Ownership and control of Company are not enough, there must be both control of the Company by the wrong doer and impropriety that is use or misuse of the Company as a device or facade to conceal their wrong doings. Courts have pierced the corporate veil, so far as it was necessary in order to provide remedy for theparticular wrong which those controlling the Company had done. Since the Respondents have not pressed upon the aforesaid plea, this Court is not required to render any finding thereupon.
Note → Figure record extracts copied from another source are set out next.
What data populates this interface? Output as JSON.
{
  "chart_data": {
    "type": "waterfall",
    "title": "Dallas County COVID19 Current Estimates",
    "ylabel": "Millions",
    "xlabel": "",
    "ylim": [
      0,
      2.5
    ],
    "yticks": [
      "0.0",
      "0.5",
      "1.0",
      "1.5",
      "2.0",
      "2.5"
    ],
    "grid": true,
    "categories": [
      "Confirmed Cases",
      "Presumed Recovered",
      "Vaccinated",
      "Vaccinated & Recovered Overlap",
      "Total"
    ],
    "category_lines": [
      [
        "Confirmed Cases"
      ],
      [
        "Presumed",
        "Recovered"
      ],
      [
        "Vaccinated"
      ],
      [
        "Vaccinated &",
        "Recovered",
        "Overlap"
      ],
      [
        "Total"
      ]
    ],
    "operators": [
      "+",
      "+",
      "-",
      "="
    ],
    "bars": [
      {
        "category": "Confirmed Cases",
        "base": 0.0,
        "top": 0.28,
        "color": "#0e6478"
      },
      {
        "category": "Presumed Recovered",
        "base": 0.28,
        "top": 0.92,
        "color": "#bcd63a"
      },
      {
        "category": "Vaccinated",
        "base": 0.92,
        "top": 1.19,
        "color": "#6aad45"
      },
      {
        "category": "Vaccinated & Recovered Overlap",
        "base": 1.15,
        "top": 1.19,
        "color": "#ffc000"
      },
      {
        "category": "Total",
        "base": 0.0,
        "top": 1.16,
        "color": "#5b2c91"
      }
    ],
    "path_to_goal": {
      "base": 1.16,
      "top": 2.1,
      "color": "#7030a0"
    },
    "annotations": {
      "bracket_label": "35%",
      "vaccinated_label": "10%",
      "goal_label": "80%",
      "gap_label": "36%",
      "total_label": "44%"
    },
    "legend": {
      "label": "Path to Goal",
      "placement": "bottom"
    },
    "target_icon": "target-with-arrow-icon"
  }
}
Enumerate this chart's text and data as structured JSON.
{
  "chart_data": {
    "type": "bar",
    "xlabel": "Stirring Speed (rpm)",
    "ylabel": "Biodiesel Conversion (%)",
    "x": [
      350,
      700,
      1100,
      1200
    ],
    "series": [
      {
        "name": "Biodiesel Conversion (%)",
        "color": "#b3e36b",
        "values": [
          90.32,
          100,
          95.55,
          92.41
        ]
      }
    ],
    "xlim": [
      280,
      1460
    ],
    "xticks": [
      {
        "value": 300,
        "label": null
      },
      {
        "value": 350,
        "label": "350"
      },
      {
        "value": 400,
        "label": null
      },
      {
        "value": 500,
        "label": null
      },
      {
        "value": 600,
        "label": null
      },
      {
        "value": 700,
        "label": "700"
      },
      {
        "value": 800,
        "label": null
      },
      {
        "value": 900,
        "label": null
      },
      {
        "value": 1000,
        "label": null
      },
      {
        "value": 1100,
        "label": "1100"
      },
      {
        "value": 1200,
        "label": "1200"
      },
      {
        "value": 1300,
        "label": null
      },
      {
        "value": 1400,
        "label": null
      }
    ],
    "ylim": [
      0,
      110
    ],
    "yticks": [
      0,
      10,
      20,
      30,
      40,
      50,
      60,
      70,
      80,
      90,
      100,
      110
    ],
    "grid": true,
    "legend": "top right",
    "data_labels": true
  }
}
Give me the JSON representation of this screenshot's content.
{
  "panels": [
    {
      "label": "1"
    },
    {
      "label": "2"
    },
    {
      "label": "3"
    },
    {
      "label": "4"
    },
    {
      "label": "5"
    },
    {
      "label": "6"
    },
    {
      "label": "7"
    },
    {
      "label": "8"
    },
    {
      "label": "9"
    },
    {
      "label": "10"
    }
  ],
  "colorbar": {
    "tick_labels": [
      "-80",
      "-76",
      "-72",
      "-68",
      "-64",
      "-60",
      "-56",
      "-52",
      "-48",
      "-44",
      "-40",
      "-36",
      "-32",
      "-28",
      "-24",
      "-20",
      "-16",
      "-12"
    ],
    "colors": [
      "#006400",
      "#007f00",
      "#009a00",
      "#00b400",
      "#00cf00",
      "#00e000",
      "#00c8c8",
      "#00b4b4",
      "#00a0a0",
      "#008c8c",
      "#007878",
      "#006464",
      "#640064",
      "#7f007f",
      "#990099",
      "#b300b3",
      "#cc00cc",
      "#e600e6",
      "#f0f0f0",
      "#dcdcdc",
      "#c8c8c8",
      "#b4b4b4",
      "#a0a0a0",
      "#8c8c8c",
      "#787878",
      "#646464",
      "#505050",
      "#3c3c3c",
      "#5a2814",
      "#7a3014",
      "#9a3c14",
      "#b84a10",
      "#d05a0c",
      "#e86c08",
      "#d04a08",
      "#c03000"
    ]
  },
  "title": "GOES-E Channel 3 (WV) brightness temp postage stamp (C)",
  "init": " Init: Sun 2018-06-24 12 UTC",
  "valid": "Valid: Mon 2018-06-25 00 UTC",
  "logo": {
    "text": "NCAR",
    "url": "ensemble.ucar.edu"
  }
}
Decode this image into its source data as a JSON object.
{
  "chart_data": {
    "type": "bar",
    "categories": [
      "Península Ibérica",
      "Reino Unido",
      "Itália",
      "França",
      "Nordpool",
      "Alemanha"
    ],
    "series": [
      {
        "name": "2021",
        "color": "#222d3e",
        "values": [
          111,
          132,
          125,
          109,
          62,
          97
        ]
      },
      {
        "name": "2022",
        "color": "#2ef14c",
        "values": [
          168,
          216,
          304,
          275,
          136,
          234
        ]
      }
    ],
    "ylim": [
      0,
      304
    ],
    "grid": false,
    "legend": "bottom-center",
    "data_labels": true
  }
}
In the ultimate analysis, the action of the Respondent CCL to invoke the Bank Guarantees furnished by the petitioner for realization of the outstanding dues of M/s AAPL cannot be said to be fair, just and reasonable in the eye of law. The impugned actions are therefore held as arbitrary, illegal and amounting to fraudulent act which would cause irretrievable injuries to the petitioner, If interference is not made, it may also embolden the Respondent authorities in improperly resorting to such action dehors the authority of law.